University of Oxford Department of Educational Studies

Data about the informal assessment practices of thirty UK mathematics teachers were collected through unstructured interviews. A theoretical description of such practices revealed that they were complex and integrated with other aspects of teaching and pupil-teacher interaction. Analysis within descriptive categories showed many contradictions within individuals' practices, or between teachers. Some of these could, theoretically, lead to different assessment decisions being made by different teachers about similar situations. In this paper the author describes many of these potential differences, and concludes that in the UK situation, where differential grouping is the norm and teacher assessment is included in high-stakes assessment, more attention needs to be paid to evaluating such decisions.

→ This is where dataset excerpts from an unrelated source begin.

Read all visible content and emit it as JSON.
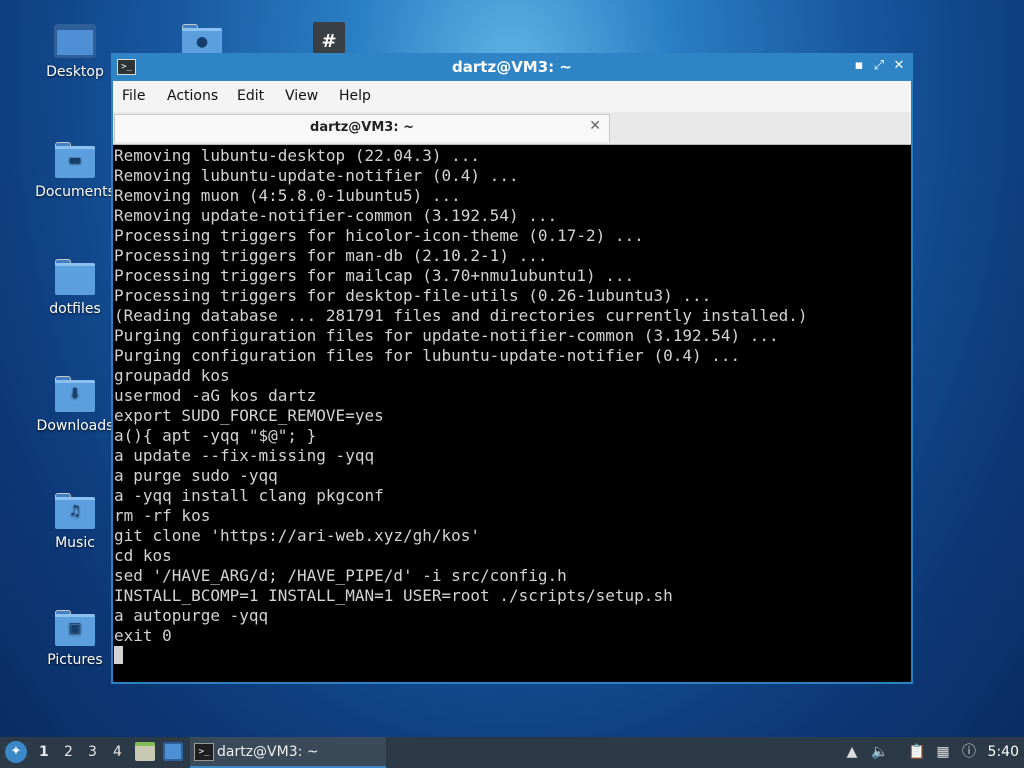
{
  "desktop": {
    "icons": [
      {
        "label": "Desktop"
      },
      {
        "label": "Documents"
      },
      {
        "label": "dotfiles"
      },
      {
        "label": "Downloads"
      },
      {
        "label": "Music"
      },
      {
        "label": "Pictures"
      }
    ]
  },
  "window": {
    "title": "dartz@VM3: ~",
    "icon_glyph": ">_",
    "controls": {
      "minimize": "▪",
      "maximize": "⤢",
      "close": "✕"
    },
    "menu": [
      "File",
      "Actions",
      "Edit",
      "View",
      "Help"
    ],
    "tab": {
      "label": "dartz@VM3: ~",
      "close": "✕"
    },
    "terminal_lines": [
      "Removing lubuntu-desktop (22.04.3) ...",
      "Removing lubuntu-update-notifier (0.4) ...",
      "Removing muon (4:5.8.0-1ubuntu5) ...",
      "Removing update-notifier-common (3.192.54) ...",
      "Processing triggers for hicolor-icon-theme (0.17-2) ...",
      "Processing triggers for man-db (2.10.2-1) ...",
      "Processing triggers for mailcap (3.70+nmu1ubuntu1) ...",
      "Processing triggers for desktop-file-utils (0.26-1ubuntu3) ...",
      "(Reading database ... 281791 files and directories currently installed.)",
      "Purging configuration files for update-notifier-common (3.192.54) ...",
      "Purging configuration files for lubuntu-update-notifier (0.4) ...",
      "groupadd kos",
      "usermod -aG kos dartz",
      "export SUDO_FORCE_REMOVE=yes",
      "a(){ apt -yqq \"$@\"; }",
      "a update --fix-missing -yqq",
      "a purge sudo -yqq",
      "a -yqq install clang pkgconf",
      "rm -rf kos",
      "git clone 'https://ari-web.xyz/gh/kos'",
      "cd kos",
      "sed '/HAVE_ARG/d; /HAVE_PIPE/d' -i src/config.h",
      "INSTALL_BCOMP=1 INSTALL_MAN=1 USER=root ./scripts/setup.sh",
      "a autopurge -yqq",
      "exit 0"
    ]
  },
  "taskbar": {
    "workspaces": [
      "1",
      "2",
      "3",
      "4"
    ],
    "active_workspace": "1",
    "task_label": "dartz@VM3: ~",
    "clock": "5:40"
  },
  "colors": {
    "accent": "#2f84c6",
    "terminal_bg": "#000000",
    "terminal_fg": "#d3d3d3",
    "taskbar_bg": "#2c3a47"
  }
}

Teacher assessment of mathematics is a component of statutory assessment in the UK at ages 7, 11, 14 and 16. Results of statutory assessment can be used to determine access to particular mathematics classes, schools, examination tracks and progress to further education or employment. Hence teacher assessment is high-stakes assessment. In addition, decisions about access to the curriculum through differentiated teaching groups are made throughout a child's school career, by grouping within classes in primary schools and by tracking in secondary schools. Teachers' informal assessments contribute to these decisions.

During the last ten years all teachers have been trained in the use of assessment techniques against National Curriculum statements, and record-keeping, pupil-monitoring and reporting have become important parts of their work.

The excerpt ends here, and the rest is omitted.